ただ、重大な副作用の報告もあるため、使用する際にはその兆候となる症状に注意しなければいけません。
重大な副作用として報告されているものは、配合されている甘草に由来しているものとなります。
低カリウム血症や血圧の上昇、浮腫を引き起こしてしまう偽アルドステロン症や、前述の低カリウム血症の結果として筋肉の動きに悪影響を与えてしまうミオパチーの発生が報告されています。それらの可能性がある場合には、服用の中止やカリウム剤の投与など適切な処置が必要になります。

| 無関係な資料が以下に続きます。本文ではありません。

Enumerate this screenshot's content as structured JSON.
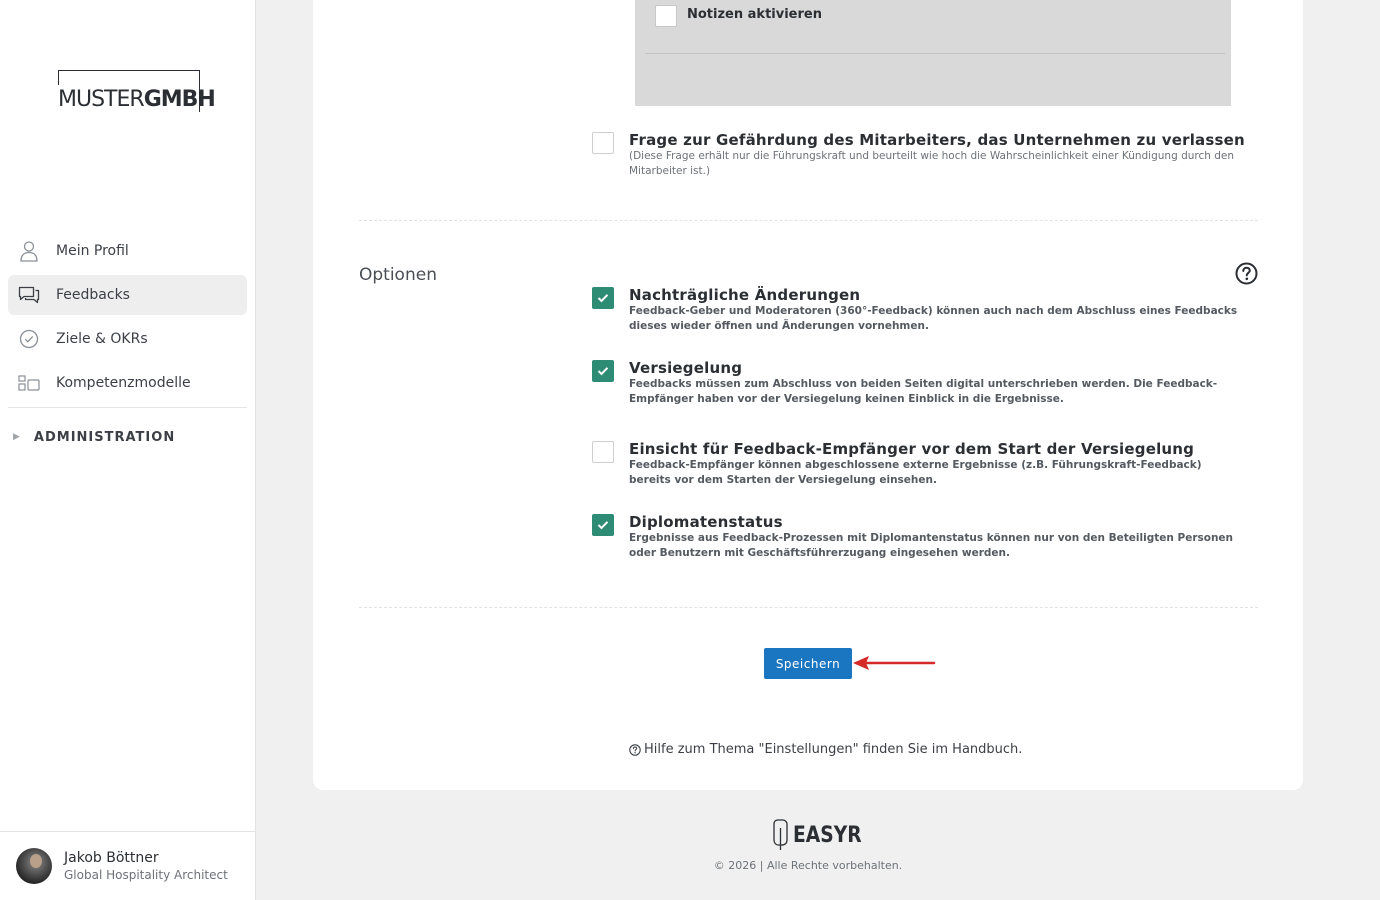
{
  "sidebar": {
    "logo": {
      "part1": "MUSTER",
      "part2": "GMBH"
    },
    "items": [
      {
        "label": "Mein Profil",
        "icon": "user-icon"
      },
      {
        "label": "Feedbacks",
        "icon": "chat-icon"
      },
      {
        "label": "Ziele & OKRs",
        "icon": "check-circle-icon"
      },
      {
        "label": "Kompetenzmodelle",
        "icon": "grid-icon"
      }
    ],
    "admin_label": "ADMINISTRATION",
    "user": {
      "name": "Jakob Böttner",
      "role": "Global Hospitality Architect"
    }
  },
  "notes": {
    "label": "Notizen aktivieren"
  },
  "risk_question": {
    "title": "Frage zur Gefährdung des Mitarbeiters, das Unternehmen zu verlassen",
    "description": "(Diese Frage erhält nur die Führungskraft und beurteilt wie hoch die Wahrscheinlichkeit einer Kündigung durch den Mitarbeiter ist.)",
    "checked": false
  },
  "options": {
    "section_title": "Optionen",
    "items": [
      {
        "title": "Nachträgliche Änderungen",
        "description": "Feedback-Geber und Moderatoren (360°-Feedback) können auch nach dem Abschluss eines Feedbacks dieses wieder öffnen und Änderungen vornehmen.",
        "checked": true
      },
      {
        "title": "Versiegelung",
        "description": "Feedbacks müssen zum Abschluss von beiden Seiten digital unterschrieben werden. Die Feedback-Empfänger haben vor der Versiegelung keinen Einblick in die Ergebnisse.",
        "checked": true
      },
      {
        "title": "Einsicht für Feedback-Empfänger vor dem Start der Versiegelung",
        "description": "Feedback-Empfänger können abgeschlossene externe Ergebnisse (z.B. Führungskraft-Feedback) bereits vor dem Starten der Versiegelung einsehen.",
        "checked": false
      },
      {
        "title": "Diplomatenstatus",
        "description": "Ergebnisse aus Feedback-Prozessen mit Diplomantenstatus können nur von den Beteiligten Personen oder Benutzern mit Geschäftsführerzugang eingesehen werden.",
        "checked": true
      }
    ]
  },
  "actions": {
    "save_label": "Speichern"
  },
  "help": {
    "text": "Hilfe zum Thema \"Einstellungen\" finden Sie im Handbuch."
  },
  "footer": {
    "brand": "EASYR",
    "copyright": "© 2026 | Alle Rechte vorbehalten."
  },
  "colors": {
    "accent": "#1b76c2",
    "checkbox": "#2e8b74",
    "arrow": "#d42a2a"
  }
}
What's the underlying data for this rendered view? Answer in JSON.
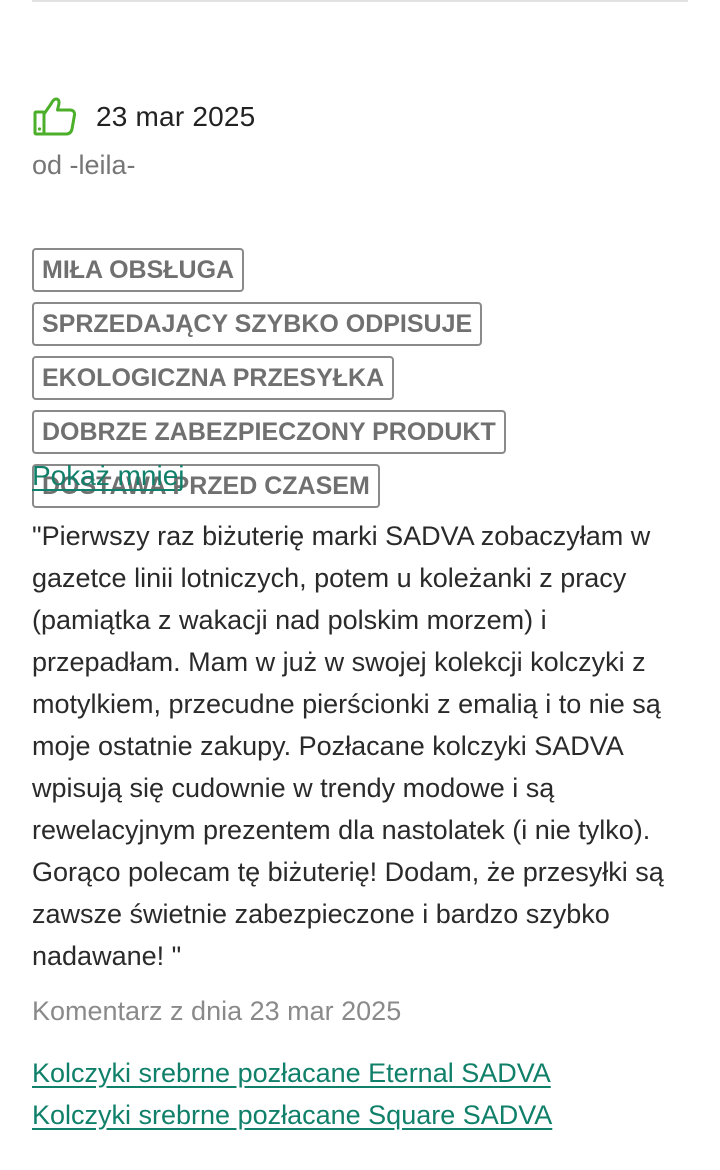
{
  "review": {
    "icon": "thumbs-up-icon",
    "icon_color": "#4caf2a",
    "date": "23 mar 2025",
    "author": "od -leila-",
    "tags": [
      "MIŁA OBSŁUGA",
      "SPRZEDAJĄCY SZYBKO ODPISUJE",
      "EKOLOGICZNA PRZESYŁKA",
      "DOBRZE ZABEZPIECZONY PRODUKT",
      "DOSTAWA PRZED CZASEM"
    ],
    "show_less_label": "Pokaż mniej",
    "text": "\"Pierwszy raz biżuterię marki SADVA zobaczyłam w gazetce linii lotniczych, potem u koleżanki z pracy (pamiątka z wakacji nad polskim morzem) i przepadłam. Mam w już w swojej kolekcji kolczyki z motylkiem, przecudne pierścionki z emalią i to nie są moje ostatnie zakupy. Pozłacane kolczyki SADVA wpisują się cudownie w trendy modowe i są rewelacyjnym prezentem dla nastolatek (i nie tylko). Gorąco polecam tę biżuterię! Dodam, że przesyłki są zawsze świetnie zabezpieczone i bardzo szybko nadawane! \"",
    "comment_date": "Komentarz z dnia 23 mar 2025",
    "product_links": [
      "Kolczyki srebrne pozłacane Eternal SADVA",
      "Kolczyki srebrne pozłacane Square SADVA"
    ],
    "link_color": "#11806a"
  }
}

上記以外の副作用として、食欲不振、下痢・腹痛などの消化器症状が主なものとして報告されています。
大黄甘草湯の飲み方と注意事項
大黄甘草湯はもともと液剤だったものを抽出して散剤にしたものです。そのため、服用時にはそれに即してぬるめのお湯で服用したほうが効果的だと言われています。
約60度のお湯が最も効果的であり、あまりに熱いお湯では有効成分が揮発してしまうので注意しなければいけません。
大黄・甘草の重複に気をつけましょう。併用薬などにより過量に甘草を摂取することで、前項で紹介している重大な副作用が誘発されやすくなってしまう可能性があります。
また大黄が過量になってしまうと、下痢や腹痛などの消化器症状が発現する可能性が高くなります。併用薬に同成分が含まれないように特に注意しましょう。
大黄甘草湯は妊娠している方にとっては服用を避けた方がよい漢方薬です。含有されている大黄が子宮収縮を促してしまい、流早産を誘発する危険性があるため、一般的には妊娠が判明した場合には服薬を中止するべきでしょう。
授乳中の服用に関しても、大黄の有効成分が母乳中に移行してしまうため、乳児の下痢を引き起こす可能性が否定できないのであまりおすすめできません。自己判断で服用することなく、かかりつけ医に確認するようにして下さいね。
それでは大黄甘草湯については以上とさせて頂きます。最後まで読んで頂きありがとうございました。